Oil prices – a key catalyst for the Gulf’s financial markets – dipped in Asian trade as investors tread cautiously ahead of fresh economic data from top consumers the United States and China this week, though expected crude supply cuts from Saudi Arabia and Russia limited losses.
Saudi Arabia’s benchmark index (.TASI) dropped 0.2%, hit by a 0.4% fall in Al Rajhi Bank (1120.SE) and a 1.2% decline in Banque Saudi Fransi (1050.SE).
Among other losers, Saudi National Bank (1180.SE) fell 0.4%. The kingdom’s largest lender wanted to increase its stake in Credit Suisse to around 40% from 9.88%, but was prevented from doing so by Swiss regulator FINMA, Blick newspaper reported on Sunday.

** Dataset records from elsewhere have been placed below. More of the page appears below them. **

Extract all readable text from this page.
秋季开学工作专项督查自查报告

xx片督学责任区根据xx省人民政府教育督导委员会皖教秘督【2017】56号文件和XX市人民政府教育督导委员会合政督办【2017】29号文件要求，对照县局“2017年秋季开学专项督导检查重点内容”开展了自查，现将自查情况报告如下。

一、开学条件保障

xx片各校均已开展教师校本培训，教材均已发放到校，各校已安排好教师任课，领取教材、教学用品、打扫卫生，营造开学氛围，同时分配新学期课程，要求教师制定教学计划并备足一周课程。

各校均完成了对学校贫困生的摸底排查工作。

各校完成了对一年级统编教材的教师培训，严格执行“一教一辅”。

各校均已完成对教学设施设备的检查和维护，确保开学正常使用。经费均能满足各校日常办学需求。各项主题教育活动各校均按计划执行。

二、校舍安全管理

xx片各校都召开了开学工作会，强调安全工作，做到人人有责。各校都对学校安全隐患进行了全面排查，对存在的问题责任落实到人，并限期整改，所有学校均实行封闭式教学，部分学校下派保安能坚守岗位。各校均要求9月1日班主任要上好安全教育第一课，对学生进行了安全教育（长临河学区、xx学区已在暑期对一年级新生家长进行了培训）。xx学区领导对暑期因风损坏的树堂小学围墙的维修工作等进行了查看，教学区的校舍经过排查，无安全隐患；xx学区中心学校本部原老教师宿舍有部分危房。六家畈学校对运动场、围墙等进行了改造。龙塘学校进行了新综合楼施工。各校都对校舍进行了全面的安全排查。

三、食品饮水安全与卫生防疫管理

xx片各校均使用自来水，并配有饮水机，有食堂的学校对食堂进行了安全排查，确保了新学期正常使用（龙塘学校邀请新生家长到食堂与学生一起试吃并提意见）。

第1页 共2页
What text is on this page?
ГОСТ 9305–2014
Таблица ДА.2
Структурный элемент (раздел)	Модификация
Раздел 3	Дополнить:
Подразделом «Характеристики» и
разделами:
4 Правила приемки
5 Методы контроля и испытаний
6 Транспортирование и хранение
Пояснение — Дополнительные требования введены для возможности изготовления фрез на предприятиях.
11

UBS (UBSG.S) completed the emergency takeover of Credit Suisse last month, forging a Swiss banking and wealth management giant with a $1.6 trillion balance sheet and overseeing more than $5 trillion in assets.
The deal converted Saudi National Bank’s stake in Credit Suisse into just 0.5% of UBS.
In Qatar, the index (.QSI) retreated 0.8%, as most of the stocks on the index were in negative territory, including the Gulf’s biggest lender Qatar National Bank (QNBK.QA), which was down 1.4%.
Dubai’s main share index (.FTFADGI) was flat, hovering near an eight-year high.
The Abu Dhabi index (.FTFADGI) rose 0.1%.
Foreign direct investment (FDI) flows into the United Arab Emirates rose 10% in 2022 from the previous year to a record $23 billion, the United Nations trade body said in a report on Wednesday.
FDI inflows, globally, fell 12% in the year, the United Nations Conference on Trade and Development (UNCTAD) said in its World Investment Report 2023.